6. Add the apples, butternut squash, spices, the remainder of the thyme, half of the sage, and the chicken broth. Reduce heat, cover, and simmer until the apple slices are soft.
7. Puree the warm soup in batches with the remainder of the sage in a blender or handheld immersion blender until the soup is completely smooth. At this point, what I call “the base” is finished. If you want to freeze it in smaller batches, be sure to let it come to room temperature before you cover and pop it into the freezer.

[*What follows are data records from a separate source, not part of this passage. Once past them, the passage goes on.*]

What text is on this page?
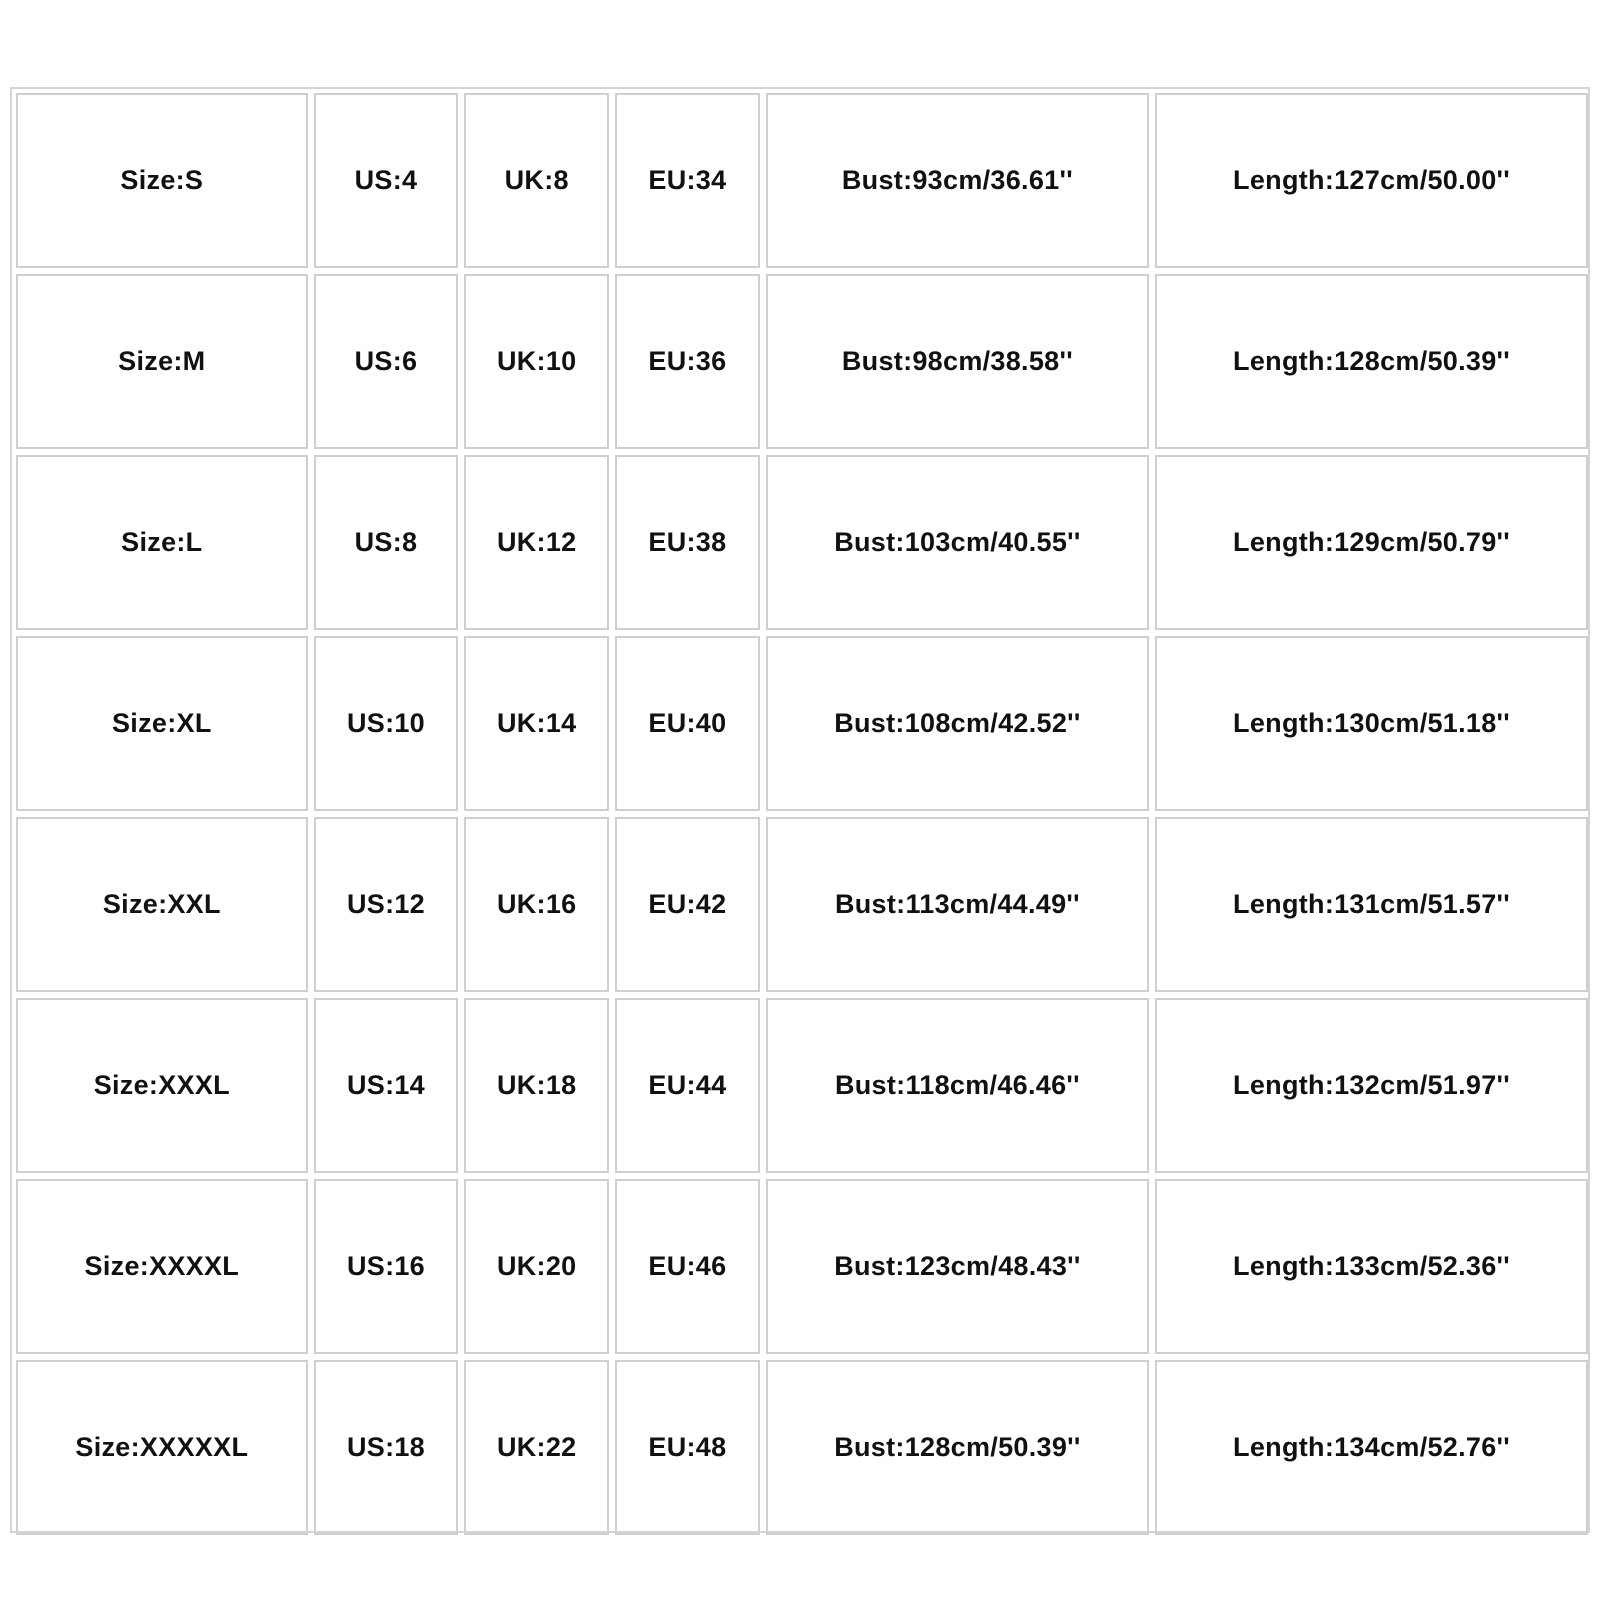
Size:S	US:4	UK:8	EU:34	Bust:93cm/36.61''	Length:127cm/50.00''
Size:M	US:6	UK:10	EU:36	Bust:98cm/38.58''	Length:128cm/50.39''
Size:L	US:8	UK:12	EU:38	Bust:103cm/40.55''	Length:129cm/50.79''
Size:XL	US:10	UK:14	EU:40	Bust:108cm/42.52''	Length:130cm/51.18''
Size:XXL	US:12	UK:16	EU:42	Bust:113cm/44.49''	Length:131cm/51.57''
Size:XXXL	US:14	UK:18	EU:44	Bust:118cm/46.46''	Length:132cm/51.97''
Size:XXXXL	US:16	UK:20	EU:46	Bust:123cm/48.43''	Length:133cm/52.36''
Size:XXXXXL	US:18	UK:22	EU:48	Bust:128cm/50.39''	Length:134cm/52.76''
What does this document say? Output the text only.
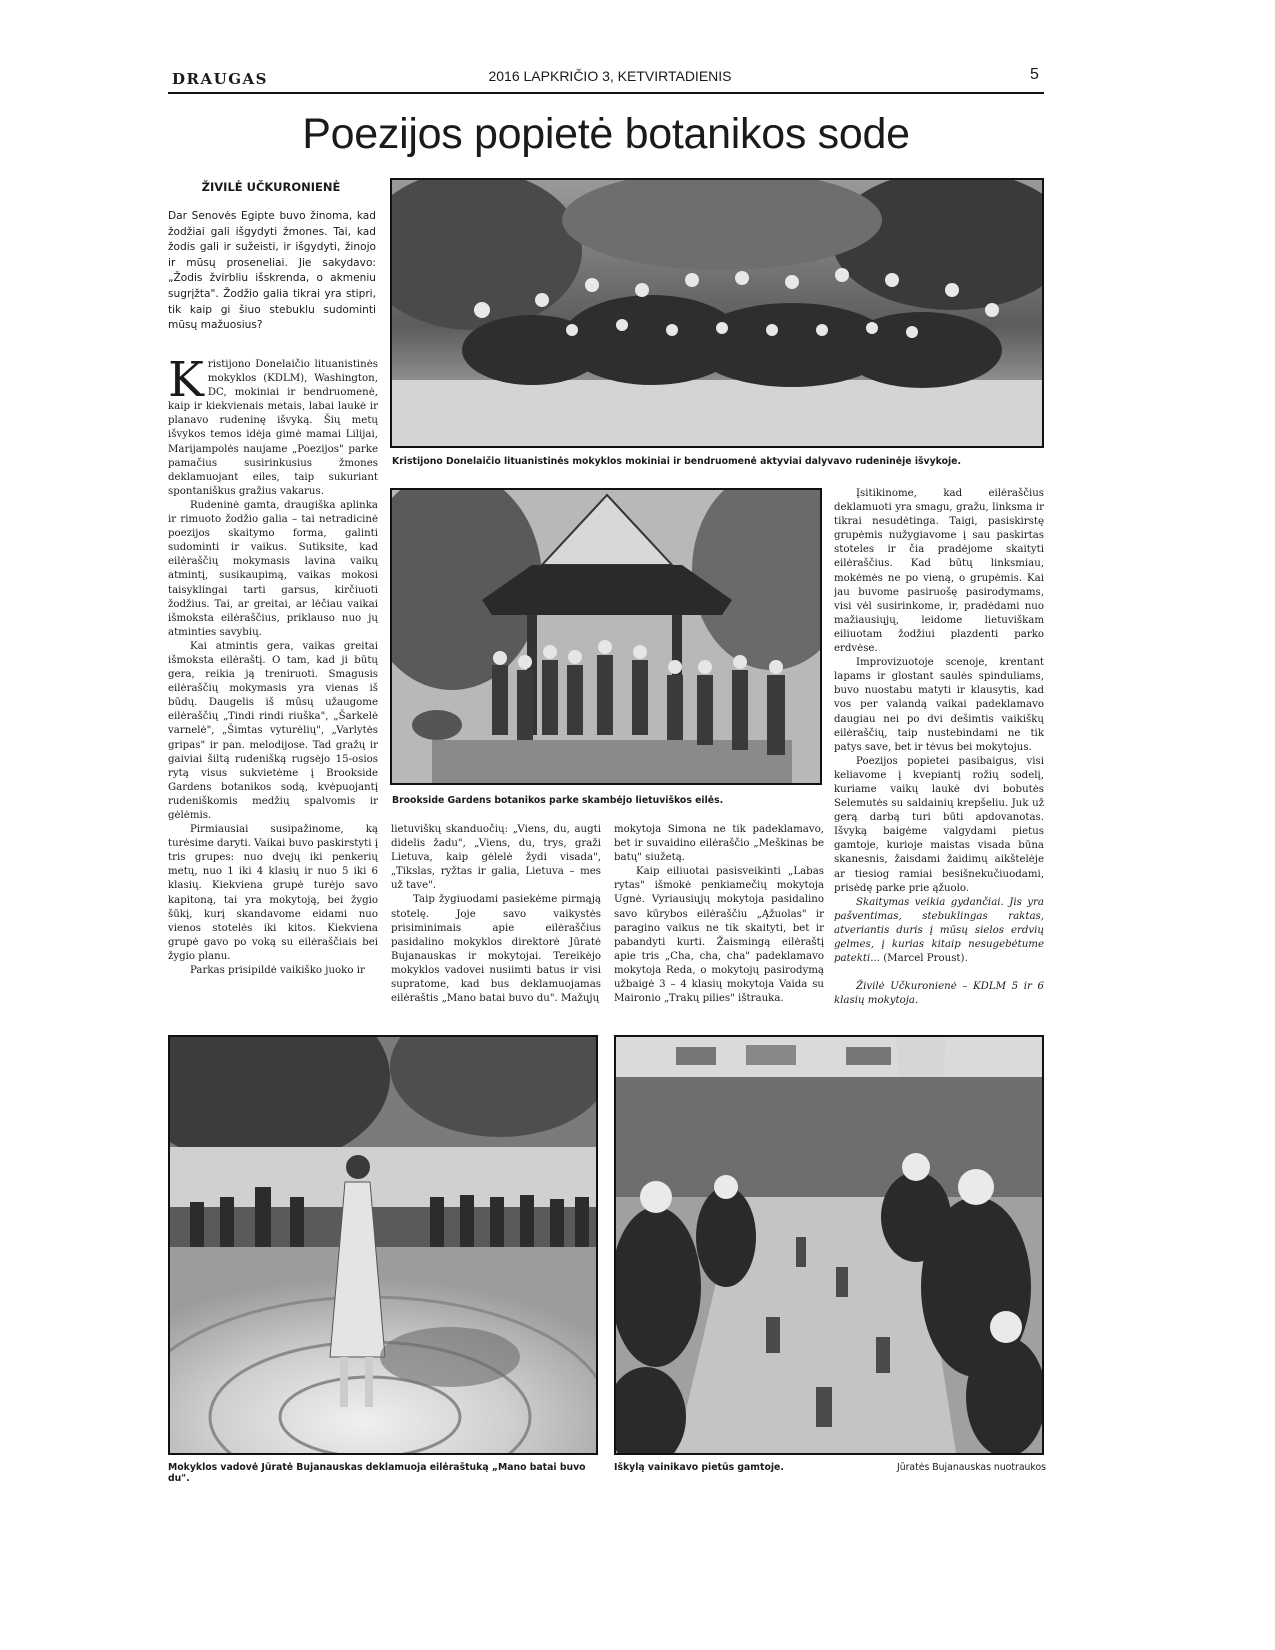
DRAUGAS	2016 LAPKRIČIO 3, KETVIRTADIENIS	5
Poezijos popietė botanikos sode
ŽIVILĖ UČKURONIENĖ
Dar Senovės Egipte buvo žinoma, kad žodžiai gali išgydyti žmones. Tai, kad žodis gali ir sužeisti, ir išgydyti, žinojo ir mūsų proseneliai. Jie sakydavo: „Žodis žvirbliu išskrenda, o akmeniu sugrįžta". Žodžio galia tikrai yra stipri, tik kaip gi šiuo stebuklu sudominti mūsų mažuosius?

Kristijono Donelaičio lituanistinės mokyklos (KDLM), Washington, DC, mokiniai ir bendruomenė, kaip ir kiekvienais metais, labai laukė ir planavo rudeninę išvyką. Šių metų išvykos temos idėja gimė mamai Lilijai, Marijampolės naujame „Poezijos" parke pamačius susirinkusius žmones deklamuojant eiles, taip sukuriant spontaniškus gražius vakarus.

Rudeninė gamta, draugiška aplinka ir rimuoto žodžio galia – tai netradicinė poezijos skaitymo forma, galinti sudominti ir vaikus. Sutiksite, kad eilėraščių mokymasis lavina vaikų atmintį, susikaupimą, vaikas mokosi taisyklingai tarti garsus, kirčiuoti žodžius. Tai, ar greitai, ar lėčiau vaikai išmoksta eilėraščius, priklauso nuo jų atminties savybių.

Kai atmintis gera, vaikas greitai išmoksta eilėraštį. O tam, kad ji būtų gera, reikia ją treniruoti. Smagusis eilėraščių mokymasis yra vienas iš būdų. Daugelis iš mūsų užaugome eilėraščių „Tindi rindi riuška", „Šarkelė varnelė", „Šimtas vyturėlių", „Varlytės gripas" ir pan. melodijose. Tad gražų ir gaiviai šiltą rudenišką rugsėjo 15-osios rytą visus sukvietėme į Brookside Gardens botanikos sodą, kvėpuojantį rudeniškomis medžių spalvomis ir gėlėmis.

Pirmiausiai susipažinome, ką turėsime daryti. Vaikai buvo paskirstyti į tris grupes: nuo dvejų iki penkerių metų, nuo 1 iki 4 klasių ir nuo 5 iki 6 klasių. Kiekviena grupė turėjo savo kapitoną, tai yra mokytoją, bei žygio šūkį, kurį skandavome eidami nuo vienos stotelės iki kitos. Kiekviena grupė gavo po voką su eilėraščiais bei žygio planu.

Parkas prisipildė vaikiško juoko ir

lietuviškų skanduočių: „Viens, du, augti didelis žadu", „Viens, du, trys, graži Lietuva, kaip gėlelė žydi visada", „Tikslas, ryžtas ir galia, Lietuva – mes už tave".

Taip žygiuodami pasiekėme pirmąją stotelę. Joje savo vaikystės prisiminimais apie eilėraščius pasidalino mokyklos direktorė Jūratė Bujanauskas ir mokytojai. Tereikėjo mokyklos vadovei nusiimti batus ir visi supratome, kad bus deklamuojamas eilėraštis „Mano batai buvo du". Mažųjų

mokytoja Simona ne tik padeklamavo, bet ir suvaidino eilėraščio „Meškinas be batų" siužetą.

Kaip eiliuotai pasisveikinti „Labas rytas" išmokė penkiamečių mokytoja Ugnė. Vyriausiųjų mokytoja pasidalino savo kūrybos eilėraščiu „Ąžuolas" ir paragino vaikus ne tik skaityti, bet ir pabandyti kurti. Žaismingą eilėraštį apie tris „Cha, cha, cha" padeklamavo mokytoja Reda, o mokytojų pasirodymą užbaigė 3 – 4 klasių mokytoja Vaida su Maironio „Trakų pilies" ištrauka.

Įsitikinome, kad eilėraščius deklamuoti yra smagu, gražu, linksma ir tikrai nesudėtinga. Taigi, pasiskirstę grupėmis nužygiavome į sau paskirtas stoteles ir čia pradėjome skaityti eilėraščius. Kad būtų linksmiau, mokėmės ne po vieną, o grupėmis. Kai jau buvome pasiruošę pasirodymams, visi vėl susirinkome, ir, pradėdami nuo mažiausiųjų, leidome lietuviškam eiliuotam žodžiui plazdenti parko erdvėse.

Improvizuotoje scenoje, krentant lapams ir glostant saulės spinduliams, buvo nuostabu matyti ir klausytis, kad vos per valandą vaikai padeklamavo daugiau nei po dvi dešimtis vaikiškų eilėraščių, taip nustebindami ne tik patys save, bet ir tėvus bei mokytojus.

Poezijos popietei pasibaigus, visi keliavome į kvepiantį rožių sodelį, kuriame vaikų laukė dvi bobutės Selemutės su saldainių krepšeliu. Juk už gerą darbą turi būti apdovanotas. Išvyką baigėme valgydami pietus gamtoje, kurioje maistas visada būna skanesnis, žaisdami žaidimų aikštelėje ar tiesiog ramiai besišnekučiuodami, prisėdę parke prie ąžuolo.

Skaitymas veikia gydančiai. Jis yra pašventimas, stebuklingas raktas, atveriantis duris į mūsų sielos erdvių gelmes, į kurias kitaip nesugebėtume patekti... (Marcel Proust).

Živilė Učkuronienė – KDLM 5 ir 6 klasių mokytoja.

Kristijono Donelaičio lituanistinės mokyklos mokiniai ir bendruomenė aktyviai dalyvavo rudeninėje išvykoje.
Brookside Gardens botanikos parke skambėjo lietuviškos eilės.
Mokyklos vadovė Jūratė Bujanauskas deklamuoja eilėraštuką „Mano batai buvo du".
Iškylą vainikavo pietūs gamtoje.	Jūratės Bujanauskas nuotraukos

If serving, reheat gently, then finish and/or garnish (see below).

To Finish (optional)

Reheat the base over moderate heat, then whisk in Greek yoghurt or heavy cream (crème fraiche if you can find it!).  For a dinner-party finish, add a splash of Calvados and a dollop of whipped heavy cream and sprinkle with chopped parsley or chives.

To Garnish (optional):

Compliment the vibrant orange with contrasting chopped herbs – sage, thyme, chopped parsley or chives.  Float apple slices on the surface, or spike with a wedge of blood orange, or a curl of orange peel and a sprinkling of sumac.

Variation: Taking it East (optional):

Indian spices are a great variation for this soup.  Add a tablespoon of both curry powder and turmeric (both available in most supermarkets, the farmer’s markets, and the Indian Spice Shop) as you sweat the onions.